Durante los primeros meses de vida la consistencia blanda de los huesos puede condicionar deformidades plásticas, favorecidas por malas posiciones (asimetría de cráneo). Esto también determina que en los primeros años las fracturas no provoquen una ruptura total del hueso con separación de segmentos, produciéndose las llamadas fracturas en “tallo verde”.
Cuando termina el crecimiento, a fines de la etapa de adolescencia, se observa una diferente mineralización del tejido óseo según sexo. En las mujeres la mineralización sólo alcanza el 60% de la de los varones.
Es importante motivar en los niños la realización de deporte, que favorece el crecimiento y desarrollo, estimula el conocimiento y control de su propio cuerpo y crea un hábito y una forma de vida. Un aspecto relevante de prevenir en edades tempranas son las alteraciones posturales, especialmente de la columna, las que se observan con frecuencia en la edad escolar y adolescente.
Este sistema es el encargado de proteger al organismo de la agresión externa provocada por microorganismos capaces de producir una enfermedad (agentes patógenos).
La protección la realiza a través de dos mecanismos, inespecíficos y específicos, los que interactúan estrechamente entre sí. Entre los inespecíficos se puede mencionar estado nutritivo, integridad de la piel y mucosas, lágrimas, pH de la orina, acción de leucocitos, sistema de complemento, entre otros. Los mecanismos específicos incluyen la inmunidad mediada por anticuerpos (acción de las inmunoglobulinas (Ig) y la inmunidad celular que corresponden a la acción de los linfocitos.
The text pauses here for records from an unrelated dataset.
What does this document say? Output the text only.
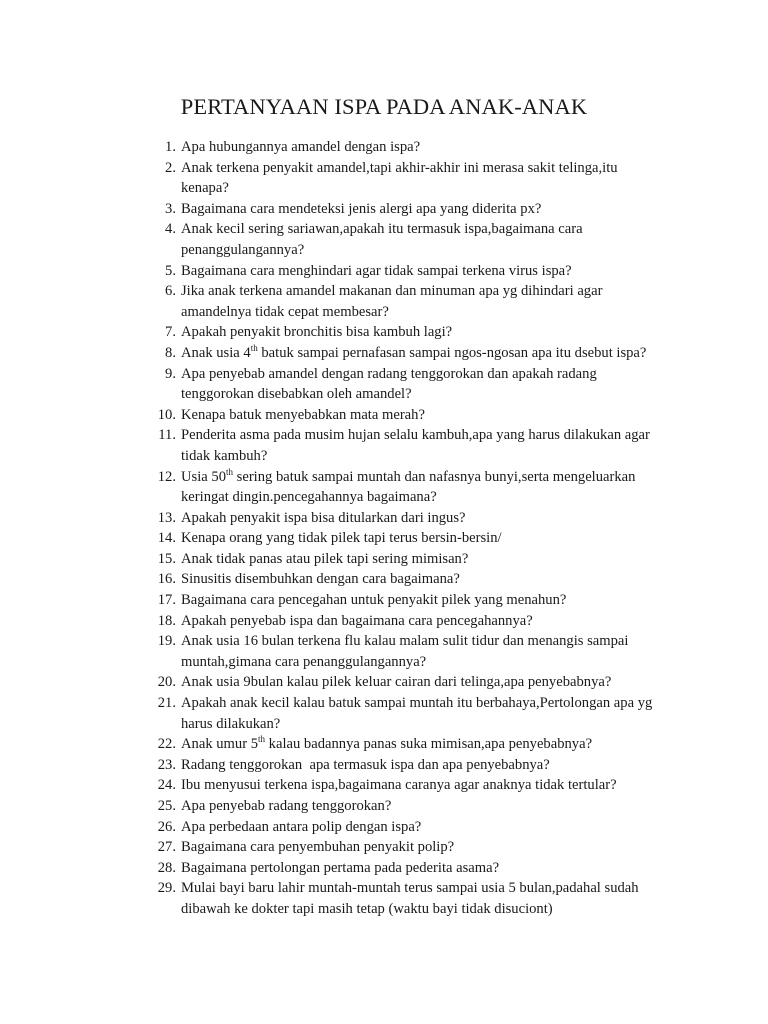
PERTANYAAN ISPA PADA ANAK-ANAK
1. Apa hubungannya amandel dengan ispa?
2. Anak terkena penyakit amandel,tapi akhir-akhir ini merasa sakit telinga,itu
kenapa?
3. Bagaimana cara mendeteksi jenis alergi apa yang diderita px?
4. Anak kecil sering sariawan,apakah itu termasuk ispa,bagaimana cara
penanggulangannya?
5. Bagaimana cara menghindari agar tidak sampai terkena virus ispa?
6. Jika anak terkena amandel makanan dan minuman apa yg dihindari agar
amandelnya tidak cepat membesar?
7. Apakah penyakit bronchitis bisa kambuh lagi?
8. Anak usia 4th batuk sampai pernafasan sampai ngos-ngosan apa itu dsebut ispa?
9. Apa penyebab amandel dengan radang tenggorokan dan apakah radang
tenggorokan disebabkan oleh amandel?
10. Kenapa batuk menyebabkan mata merah?
11. Penderita asma pada musim hujan selalu kambuh,apa yang harus dilakukan agar
tidak kambuh?
12. Usia 50th sering batuk sampai muntah dan nafasnya bunyi,serta mengeluarkan
keringat dingin.pencegahannya bagaimana?
13. Apakah penyakit ispa bisa ditularkan dari ingus?
14. Kenapa orang yang tidak pilek tapi terus bersin-bersin/
15. Anak tidak panas atau pilek tapi sering mimisan?
16. Sinusitis disembuhkan dengan cara bagaimana?
17. Bagaimana cara pencegahan untuk penyakit pilek yang menahun?
18. Apakah penyebab ispa dan bagaimana cara pencegahannya?
19. Anak usia 16 bulan terkena flu kalau malam sulit tidur dan menangis sampai
muntah,gimana cara penanggulangannya?
20. Anak usia 9bulan kalau pilek keluar cairan dari telinga,apa penyebabnya?
21. Apakah anak kecil kalau batuk sampai muntah itu berbahaya,Pertolongan apa yg
harus dilakukan?
22. Anak umur 5th kalau badannya panas suka mimisan,apa penyebabnya?
23. Radang tenggorokan  apa termasuk ispa dan apa penyebabnya?
24. Ibu menyusui terkena ispa,bagaimana caranya agar anaknya tidak tertular?
25. Apa penyebab radang tenggorokan?
26. Apa perbedaan antara polip dengan ispa?
27. Bagaimana cara penyembuhan penyakit polip?
28. Bagaimana pertolongan pertama pada pederita asama?
29. Mulai bayi baru lahir muntah-muntah terus sampai usia 5 bulan,padahal sudah
dibawah ke dokter tapi masih tetap (waktu bayi tidak disuciont)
Estos dos sistemas maduran en forma independiente de la estimulación antigénica, pero solo desarrollan sus funciones plenas una vez que sus componentes han sido activados por antígenos.
Al nacer, el sistema inmunitario está estructuralmente desarrollado, pero es inexperto para reaccionar a la agresión de agentes patógenos (antígenos). La capacidad defensiva que tiene el niño, durante los primeros meses de vida, está dada principalmente por las inmunoglobulinas que le pasó su madre por vía transplacentaria en el último período del embarazo y por las que le aporta a través de la lactancia materna. Este tipo de inmunidad se denomina pasiva y desaparece casi totalmente durante el primer año de vida.
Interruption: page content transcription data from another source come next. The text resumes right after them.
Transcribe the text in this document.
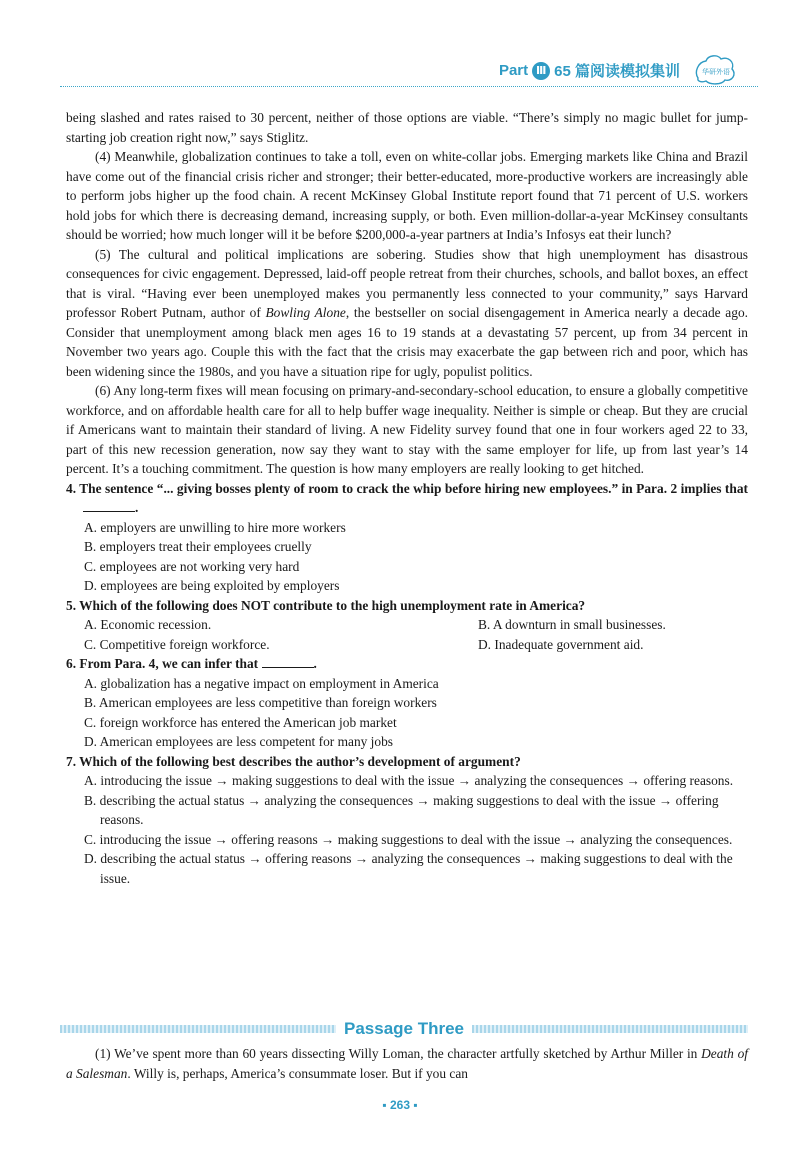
Part Ⅲ 65 篇阅读模拟集训	华研外语

being slashed and rates raised to 30 percent, neither of those options are viable. “There’s simply no magic bullet for jump-starting job creation right now,” says Stiglitz.

(4) Meanwhile, globalization continues to take a toll, even on white-collar jobs. Emerging markets like China and Brazil have come out of the financial crisis richer and stronger; their better-educated, more-productive workers are increasingly able to perform jobs higher up the food chain. A recent McKinsey Global Institute report found that 71 percent of U.S. workers hold jobs for which there is decreasing demand, increasing supply, or both. Even million-dollar-a-year McKinsey consultants should be worried; how much longer will it be before $200,000-a-year partners at India’s Infosys eat their lunch?

(5) The cultural and political implications are sobering. Studies show that high unemployment has disastrous consequences for civic engagement. Depressed, laid-off people retreat from their churches, schools, and ballot boxes, an effect that is viral. “Having ever been unemployed makes you permanently less connected to your community,” says Harvard professor Robert Putnam, author of Bowling Alone, the bestseller on social disengagement in America nearly a decade ago. Consider that unemployment among black men ages 16 to 19 stands at a devastating 57 percent, up from 34 percent in November two years ago. Couple this with the fact that the crisis may exacerbate the gap between rich and poor, which has been widening since the 1980s, and you have a situation ripe for ugly, populist politics.

(6) Any long-term fixes will mean focusing on primary-and-secondary-school education, to ensure a globally competitive workforce, and on affordable health care for all to help buffer wage inequality. Neither is simple or cheap. But they are crucial if Americans want to maintain their standard of living. A new Fidelity survey found that one in four workers aged 22 to 33, part of this new recession generation, now say they want to stay with the same employer for life, up from last year’s 14 percent. It’s a touching commitment. The question is how many employers are really looking to get hitched.

4. The sentence “... giving bosses plenty of room to crack the whip before hiring new employees.” in Para. 2 implies that .

A. employers are unwilling to hire more workers

B. employers treat their employees cruelly

C. employees are not working very hard

D. employees are being exploited by employers

5. Which of the following does NOT contribute to the high unemployment rate in America?

A. Economic recession.	B. A downturn in small businesses.

C. Competitive foreign workforce.	D. Inadequate government aid.

6. From Para. 4, we can infer that	.

A. globalization has a negative impact on employment in America

B. American employees are less competitive than foreign workers

C. foreign workforce has entered the American job market

D. American employees are less competent for many jobs

7. Which of the following best describes the author’s development of argument?

A. introducing the issue → making suggestions to deal with the issue → analyzing the consequences → offering reasons.

B. describing the actual status → analyzing the consequences → making suggestions to deal with the issue → offering reasons.

C. introducing the issue → offering reasons → making suggestions to deal with the issue → analyzing the consequences.

D. describing the actual status → offering reasons → analyzing the consequences → making suggestions to deal with the issue.

Passage Three

(1) We’ve spent more than 60 years dissecting Willy Loman, the character artfully sketched by Arthur Miller in Death of a Salesman. Willy is, perhaps, America’s consummate loser. But if you can

▪ 263 ▪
Los anticuerpos que le aporta su madre son variados y dependen de las enfermedades, o contacto que ella haya tenido con diferentes gérmenes (antígenos). La cantidad o “poder de defensa” de cada uno de los anticuerpos es variable y su tiempo de permanencia en el organismo también. La madre, al pasar “defensas” a su hijo, se las “presta” momentáneamente mientras él adquiere la capacidad de producir las propias a través del contacto casual con gérmenes, o intencionado con la administración de las vacunas. Las defensas formadas de esta manera corresponden a la inmunidad activa. Durante el tercer a cuarto mes de vida, mientras el niño está formando sus propias inmunoglobulinas, existe una hipogammaglobulinemia transitoria, lo que hace que el lactante se encuentre en este período más expuesto a las infecciones.